CALGARY WEATHER

Calgary Annexation: City's controversial plan to reshape the deep southwest

Calgary moves to annex 170 hectares in the southwest for 3,400 homes.

[CALGARY, AB] — Calgary's deep southwest is back in the crosshairs. The city is moving to absorb nearly 170 hectares of Foothills County land — a stretch of rolling terrain near the Sirocco Golf Club — and if you live anywhere south of Glenmore, this one's worth paying attention to.

The Second Attempt at Sirocco Country

This isn't a new idea. Calgary tried this before in 2023, then quietly shelved it. On July 29, 2025, Council voted 8-6 to revive the annexation process for approximately 415 acres from Foothills County — a razor-thin margin for a decision that could reshape the southwest edge of the city for a generation. The motion came from Councillor Dan McLean (Ward 13), and Foothills County has already signaled it's open to talking. But "open to talking" and "done deal" are different countries. Provincial approval is still required, and the full negotiation-to-approval clock could run two years from here.

3,400 Homes. Two Years. One Tight Vote.

The pitch from City Hall is straightforward: Calgary is growing fast, land supply is the lever, and this parcel is projected to hold up to 3,400 homes across a mix of housing types. The Municipal Development Plan and the Developed Areas Guidebook provide the policy spine — annexation is how the city keeps ahead of demand instead of scrambling behind it. That logic also drove December 2025's much larger move: Council approved the annexation of roughly 4,600 hectares from Rocky View County to the north and east. Compared to that, 170 hectares in the southwest looks like a footnote. It isn't.

The southwest has a distinct character — established, affluent, infrastructure-mature. Residents out there aren't opposed to growth in principle, but they've watched enough development promises morph into traffic nightmares and half-finished amenities to be skeptical of how neatly the "road upgrades" and "housing diversity" talking points actually land on the ground. The 8-6 vote suggests Council isn't uniformly convinced either.

The $750K Nobody Wanted to Talk About

Here's where it gets instructive. During December 2025 budget deliberations, someone moved to cut the $750,000 in one-time operating funding earmarked specifically for this Foothills Annexation. That amendment failed — the money stayed in. But the fact that the move was made at all is a tell. There is a faction at the council table that isn't sold, and they took a budget shot at the process before it gained momentum. That shot missed, but it won't be the last one.

The stakes here aren't abstract.
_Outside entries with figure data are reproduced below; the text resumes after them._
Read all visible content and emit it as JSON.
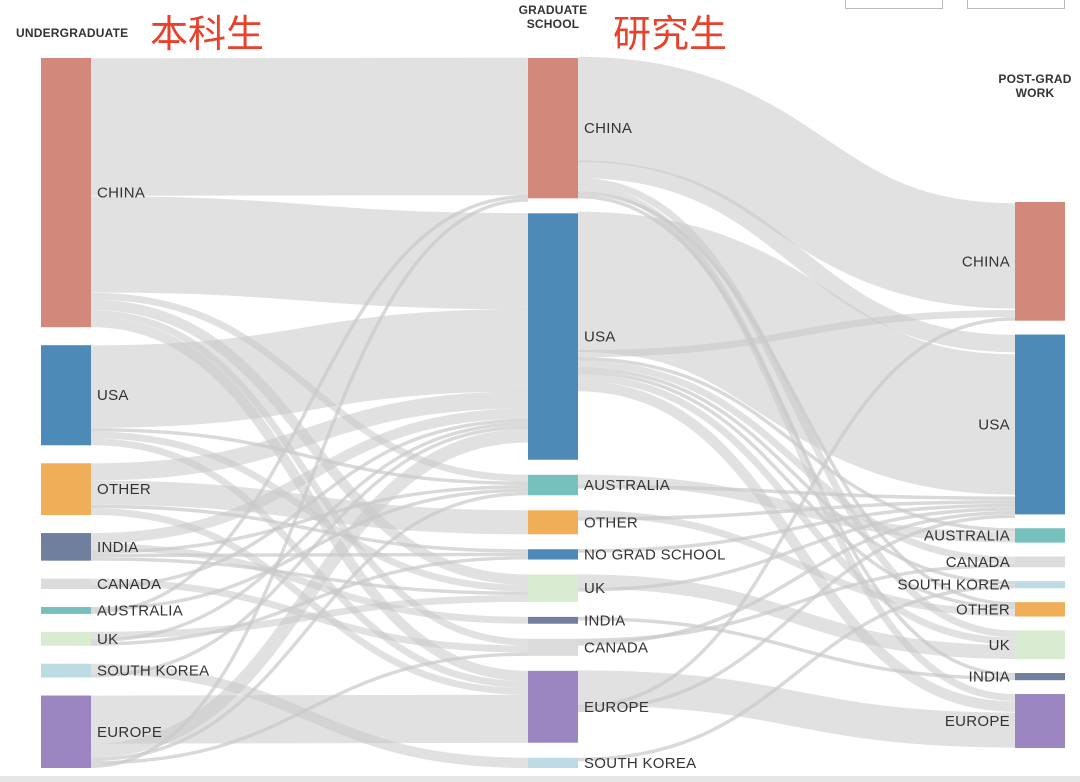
{
  "titles": {
    "undergraduate": "UNDERGRADUATE",
    "undergraduate_cn": "本科生",
    "graduate_line1": "GRADUATE",
    "graduate_line2": "SCHOOL",
    "graduate_cn": "研究生",
    "postgrad_line1": "POST-GRAD",
    "postgrad_line2": "WORK"
  },
  "chart_data": {
    "type": "sankey",
    "colors": {
      "CHINA": "#d2897b",
      "USA": "#4d8ab8",
      "OTHER": "#efae57",
      "INDIA": "#717f9e",
      "CANADA": "#dcdcdc",
      "AUSTRALIA": "#76c1bd",
      "UK": "#d9ebd0",
      "SOUTH KOREA": "#bcdbe3",
      "EUROPE": "#9b86c1",
      "NO GRAD SCHOOL": "#4d8ab8",
      "link": "#c9c9c9"
    },
    "columns": [
      {
        "name": "UNDERGRADUATE",
        "nodes": [
          {
            "label": "CHINA",
            "value": 78
          },
          {
            "label": "USA",
            "value": 29
          },
          {
            "label": "OTHER",
            "value": 15
          },
          {
            "label": "INDIA",
            "value": 8
          },
          {
            "label": "CANADA",
            "value": 3
          },
          {
            "label": "AUSTRALIA",
            "value": 2
          },
          {
            "label": "UK",
            "value": 4
          },
          {
            "label": "SOUTH KOREA",
            "value": 4
          },
          {
            "label": "EUROPE",
            "value": 21
          }
        ]
      },
      {
        "name": "GRADUATE SCHOOL",
        "nodes": [
          {
            "label": "CHINA",
            "value": 41
          },
          {
            "label": "USA",
            "value": 72
          },
          {
            "label": "AUSTRALIA",
            "value": 6
          },
          {
            "label": "OTHER",
            "value": 7
          },
          {
            "label": "NO GRAD SCHOOL",
            "value": 3
          },
          {
            "label": "UK",
            "value": 8
          },
          {
            "label": "INDIA",
            "value": 2
          },
          {
            "label": "CANADA",
            "value": 5
          },
          {
            "label": "EUROPE",
            "value": 21
          },
          {
            "label": "SOUTH KOREA",
            "value": 3
          }
        ]
      },
      {
        "name": "POST-GRAD WORK",
        "nodes": [
          {
            "label": "CHINA",
            "value": 33
          },
          {
            "label": "USA",
            "value": 50
          },
          {
            "label": "AUSTRALIA",
            "value": 4
          },
          {
            "label": "CANADA",
            "value": 3
          },
          {
            "label": "SOUTH KOREA",
            "value": 2
          },
          {
            "label": "OTHER",
            "value": 4
          },
          {
            "label": "UK",
            "value": 8
          },
          {
            "label": "INDIA",
            "value": 2
          },
          {
            "label": "EUROPE",
            "value": 15
          }
        ]
      }
    ],
    "links_12": [
      {
        "source": "CHINA",
        "target": "CHINA",
        "value": 40
      },
      {
        "source": "CHINA",
        "target": "USA",
        "value": 28
      },
      {
        "source": "CHINA",
        "target": "AUSTRALIA",
        "value": 2
      },
      {
        "source": "CHINA",
        "target": "UK",
        "value": 3
      },
      {
        "source": "CHINA",
        "target": "CANADA",
        "value": 2
      },
      {
        "source": "CHINA",
        "target": "EUROPE",
        "value": 3
      },
      {
        "source": "USA",
        "target": "USA",
        "value": 24
      },
      {
        "source": "USA",
        "target": "AUSTRALIA",
        "value": 1
      },
      {
        "source": "USA",
        "target": "UK",
        "value": 2
      },
      {
        "source": "USA",
        "target": "EUROPE",
        "value": 2
      },
      {
        "source": "OTHER",
        "target": "USA",
        "value": 5
      },
      {
        "source": "OTHER",
        "target": "OTHER",
        "value": 7
      },
      {
        "source": "OTHER",
        "target": "NO GRAD SCHOOL",
        "value": 1
      },
      {
        "source": "OTHER",
        "target": "EUROPE",
        "value": 2
      },
      {
        "source": "INDIA",
        "target": "USA",
        "value": 3
      },
      {
        "source": "INDIA",
        "target": "INDIA",
        "value": 2
      },
      {
        "source": "INDIA",
        "target": "AUSTRALIA",
        "value": 1
      },
      {
        "source": "INDIA",
        "target": "NO GRAD SCHOOL",
        "value": 1
      },
      {
        "source": "INDIA",
        "target": "UK",
        "value": 1
      },
      {
        "source": "CANADA",
        "target": "CANADA",
        "value": 2
      },
      {
        "source": "CANADA",
        "target": "USA",
        "value": 1
      },
      {
        "source": "AUSTRALIA",
        "target": "AUSTRALIA",
        "value": 1
      },
      {
        "source": "AUSTRALIA",
        "target": "CHINA",
        "value": 1
      },
      {
        "source": "UK",
        "target": "UK",
        "value": 2
      },
      {
        "source": "UK",
        "target": "USA",
        "value": 1
      },
      {
        "source": "UK",
        "target": "NO GRAD SCHOOL",
        "value": 1
      },
      {
        "source": "SOUTH KOREA",
        "target": "SOUTH KOREA",
        "value": 3
      },
      {
        "source": "SOUTH KOREA",
        "target": "USA",
        "value": 1
      },
      {
        "source": "EUROPE",
        "target": "EUROPE",
        "value": 14
      },
      {
        "source": "EUROPE",
        "target": "USA",
        "value": 4
      },
      {
        "source": "EUROPE",
        "target": "AUSTRALIA",
        "value": 1
      },
      {
        "source": "EUROPE",
        "target": "CANADA",
        "value": 1
      },
      {
        "source": "EUROPE",
        "target": "CHINA",
        "value": 1
      }
    ],
    "links_23": [
      {
        "source": "CHINA",
        "target": "CHINA",
        "value": 30
      },
      {
        "source": "CHINA",
        "target": "USA",
        "value": 5
      },
      {
        "source": "CHINA",
        "target": "UK",
        "value": 2
      },
      {
        "source": "CHINA",
        "target": "EUROPE",
        "value": 2
      },
      {
        "source": "CHINA",
        "target": "OTHER",
        "value": 1
      },
      {
        "source": "CHINA",
        "target": "INDIA",
        "value": 1
      },
      {
        "source": "USA",
        "target": "USA",
        "value": 40
      },
      {
        "source": "USA",
        "target": "CHINA",
        "value": 2
      },
      {
        "source": "USA",
        "target": "AUSTRALIA",
        "value": 1
      },
      {
        "source": "USA",
        "target": "CANADA",
        "value": 2
      },
      {
        "source": "USA",
        "target": "SOUTH KOREA",
        "value": 1
      },
      {
        "source": "USA",
        "target": "OTHER",
        "value": 1
      },
      {
        "source": "USA",
        "target": "UK",
        "value": 2
      },
      {
        "source": "USA",
        "target": "EUROPE",
        "value": 3
      },
      {
        "source": "AUSTRALIA",
        "target": "AUSTRALIA",
        "value": 3
      },
      {
        "source": "AUSTRALIA",
        "target": "USA",
        "value": 1
      },
      {
        "source": "OTHER",
        "target": "OTHER",
        "value": 2
      },
      {
        "source": "OTHER",
        "target": "USA",
        "value": 1
      },
      {
        "source": "NO GRAD SCHOOL",
        "target": "USA",
        "value": 1
      },
      {
        "source": "UK",
        "target": "UK",
        "value": 4
      },
      {
        "source": "UK",
        "target": "USA",
        "value": 1
      },
      {
        "source": "INDIA",
        "target": "INDIA",
        "value": 1
      },
      {
        "source": "CANADA",
        "target": "CANADA",
        "value": 1
      },
      {
        "source": "CANADA",
        "target": "USA",
        "value": 1
      },
      {
        "source": "EUROPE",
        "target": "EUROPE",
        "value": 10
      },
      {
        "source": "EUROPE",
        "target": "CHINA",
        "value": 1
      },
      {
        "source": "EUROPE",
        "target": "USA",
        "value": 1
      },
      {
        "source": "SOUTH KOREA",
        "target": "SOUTH KOREA",
        "value": 1
      }
    ]
  }
}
The city is betting that securing land now — before the provincial process grinds through its two-year review — keeps Calgary competitive on housing supply and price. Critics would argue that annexing greenfield land on the urban fringe accelerates sprawl, stretches infrastructure budgets thin, and papers over the harder work of densifying what's already inside city limits.

Who Wins, Who Watches the Clock

Landowners and developers adjacent to the Sirocco area are already doing math. The moment annexation is formalized, the value calculus on those parcels shifts hard. For current southwest residents, the more immediate question is sequencing: Will the roads and services come before the rooftops, or will 3,400 new homes arrive while everyone queues on 37th Street SW waiting for infrastructure that's perpetually "coming soon"?

Council holds the authority. The province holds the pen. And somewhere between a $750,000 budget skirmish and a two-year provincial review, Calgary's deep southwest quietly becomes the city's next frontier — whether the neighbourhood wants the title or not.